Md Tanjil Islam Aronno
Military Institute of Science and Technology
I am a Lecturer in Electrical, Electronic, and Communication Engineering at the Military Institute of Science and Technology (MIST), with research interests centered on machine learning (ML) and deep learning (DL) applications in the field of visual and multimodal speech recognition, clinical speech anomaly detection and smart grid physical domain attack identification.
My primary research contribution is the development of LipBengal, the first Bengali visual speech recognition (VSR) dataset designed to address the lack of resources for low-resource languages. This work involved large-scale data collection, manual annotation, and structured dataset design using Python, OpenCV, and MediaPipe. Building on this dataset, I developed a CNN–BiLSTM model with CTC loss for visual-only speech recognition, achieving an accuracy of 84.6%. This work has been published in a Q2 journal (Elsevier Data in Brief).
Beyond speech research, I have co-authored IEEE conference papers in smart grid electricity theft detection and grid stability analysis, where I applied RNN-based feature extraction and optimized ensemble machine learning models.
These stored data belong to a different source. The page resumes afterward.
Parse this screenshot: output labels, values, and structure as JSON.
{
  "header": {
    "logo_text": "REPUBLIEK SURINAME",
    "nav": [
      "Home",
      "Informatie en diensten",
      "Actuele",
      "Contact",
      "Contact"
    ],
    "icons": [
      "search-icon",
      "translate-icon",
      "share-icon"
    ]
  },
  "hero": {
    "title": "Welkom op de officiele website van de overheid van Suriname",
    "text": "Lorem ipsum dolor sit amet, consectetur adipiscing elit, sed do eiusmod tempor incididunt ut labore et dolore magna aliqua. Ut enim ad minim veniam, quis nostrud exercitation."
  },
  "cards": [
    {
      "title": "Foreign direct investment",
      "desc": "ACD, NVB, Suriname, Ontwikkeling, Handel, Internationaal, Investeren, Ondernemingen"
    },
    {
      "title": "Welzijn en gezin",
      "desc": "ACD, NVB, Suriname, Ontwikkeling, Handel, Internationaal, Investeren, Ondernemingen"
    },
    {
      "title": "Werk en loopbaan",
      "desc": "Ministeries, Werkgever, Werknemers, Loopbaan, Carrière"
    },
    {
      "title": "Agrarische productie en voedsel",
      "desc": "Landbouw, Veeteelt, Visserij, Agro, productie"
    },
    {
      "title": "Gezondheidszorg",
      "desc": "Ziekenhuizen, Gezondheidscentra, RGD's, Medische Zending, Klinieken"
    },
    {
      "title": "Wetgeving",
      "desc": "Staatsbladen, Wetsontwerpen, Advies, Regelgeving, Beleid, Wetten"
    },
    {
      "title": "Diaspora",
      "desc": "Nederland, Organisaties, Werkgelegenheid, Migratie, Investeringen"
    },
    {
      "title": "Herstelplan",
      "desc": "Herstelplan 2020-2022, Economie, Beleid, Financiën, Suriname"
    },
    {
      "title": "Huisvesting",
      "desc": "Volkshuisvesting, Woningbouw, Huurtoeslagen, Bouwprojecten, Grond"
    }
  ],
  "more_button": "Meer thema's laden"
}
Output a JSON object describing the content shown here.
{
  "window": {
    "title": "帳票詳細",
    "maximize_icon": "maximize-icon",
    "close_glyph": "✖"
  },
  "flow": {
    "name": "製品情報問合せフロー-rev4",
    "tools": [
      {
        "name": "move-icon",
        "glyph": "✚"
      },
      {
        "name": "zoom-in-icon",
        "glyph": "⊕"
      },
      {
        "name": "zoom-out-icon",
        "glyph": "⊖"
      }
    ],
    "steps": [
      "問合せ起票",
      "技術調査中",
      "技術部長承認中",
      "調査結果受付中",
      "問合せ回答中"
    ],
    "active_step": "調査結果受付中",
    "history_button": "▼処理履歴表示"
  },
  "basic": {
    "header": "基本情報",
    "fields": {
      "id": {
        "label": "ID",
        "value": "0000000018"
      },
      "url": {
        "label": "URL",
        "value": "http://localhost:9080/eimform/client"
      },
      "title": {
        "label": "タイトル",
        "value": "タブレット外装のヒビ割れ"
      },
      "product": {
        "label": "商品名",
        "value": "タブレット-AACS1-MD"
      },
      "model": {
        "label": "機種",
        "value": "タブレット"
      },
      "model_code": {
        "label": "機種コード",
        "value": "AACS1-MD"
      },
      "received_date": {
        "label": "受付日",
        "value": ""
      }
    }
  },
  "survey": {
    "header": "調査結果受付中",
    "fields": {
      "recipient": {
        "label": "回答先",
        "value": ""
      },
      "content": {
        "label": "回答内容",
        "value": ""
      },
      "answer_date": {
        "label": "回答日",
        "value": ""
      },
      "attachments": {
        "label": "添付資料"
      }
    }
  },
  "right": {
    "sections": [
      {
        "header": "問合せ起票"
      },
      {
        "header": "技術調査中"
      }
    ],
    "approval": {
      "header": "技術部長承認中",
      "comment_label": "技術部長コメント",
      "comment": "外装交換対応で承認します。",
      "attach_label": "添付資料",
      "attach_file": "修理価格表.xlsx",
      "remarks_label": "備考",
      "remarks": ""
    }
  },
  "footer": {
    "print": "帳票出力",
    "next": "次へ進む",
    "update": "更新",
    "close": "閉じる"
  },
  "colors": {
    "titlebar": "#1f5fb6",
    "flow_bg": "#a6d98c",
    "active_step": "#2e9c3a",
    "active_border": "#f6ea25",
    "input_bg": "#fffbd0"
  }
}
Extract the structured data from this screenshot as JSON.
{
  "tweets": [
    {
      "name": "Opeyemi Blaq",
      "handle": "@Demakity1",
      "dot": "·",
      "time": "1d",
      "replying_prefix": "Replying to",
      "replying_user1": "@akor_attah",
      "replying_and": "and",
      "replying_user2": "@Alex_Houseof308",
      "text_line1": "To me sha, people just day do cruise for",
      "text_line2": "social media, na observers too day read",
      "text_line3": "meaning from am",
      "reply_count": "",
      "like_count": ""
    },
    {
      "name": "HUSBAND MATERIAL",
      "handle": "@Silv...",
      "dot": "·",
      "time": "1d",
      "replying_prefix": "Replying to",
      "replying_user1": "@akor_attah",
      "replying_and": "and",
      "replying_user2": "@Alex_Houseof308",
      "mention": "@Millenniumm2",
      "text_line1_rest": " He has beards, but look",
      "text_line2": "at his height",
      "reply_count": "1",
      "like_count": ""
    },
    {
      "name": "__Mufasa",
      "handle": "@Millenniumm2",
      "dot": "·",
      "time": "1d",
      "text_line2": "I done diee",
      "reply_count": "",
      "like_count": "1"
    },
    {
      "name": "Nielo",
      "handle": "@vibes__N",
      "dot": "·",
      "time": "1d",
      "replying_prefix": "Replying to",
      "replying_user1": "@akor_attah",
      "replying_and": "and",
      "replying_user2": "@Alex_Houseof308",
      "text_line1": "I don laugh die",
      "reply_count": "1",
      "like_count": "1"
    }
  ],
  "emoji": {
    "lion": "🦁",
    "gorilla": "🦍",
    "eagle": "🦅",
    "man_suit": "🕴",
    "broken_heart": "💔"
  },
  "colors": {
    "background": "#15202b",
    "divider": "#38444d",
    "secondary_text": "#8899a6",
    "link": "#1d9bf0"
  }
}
These experiences reflect my broader interest in data-driven modeling of complex cyber-physical systems.
I am currently pursuing an M.Sc. in Electrical Engineering, where I have focused on digital speech processing, clinical speech anomalies, and multimodal learning. My recent work includes fine-tuning Whisper-based models for Bengali and extending LipBengal toward audio-visual speech recognition (AVSR).
My long-term goal is to pursue doctoral research and an academic career, contributing to the development of ML/DL frameworks to be applied in the domains of VSR, AVSR or smart grid theft and attack identification which may lead to addressing problems which have national and social impacts.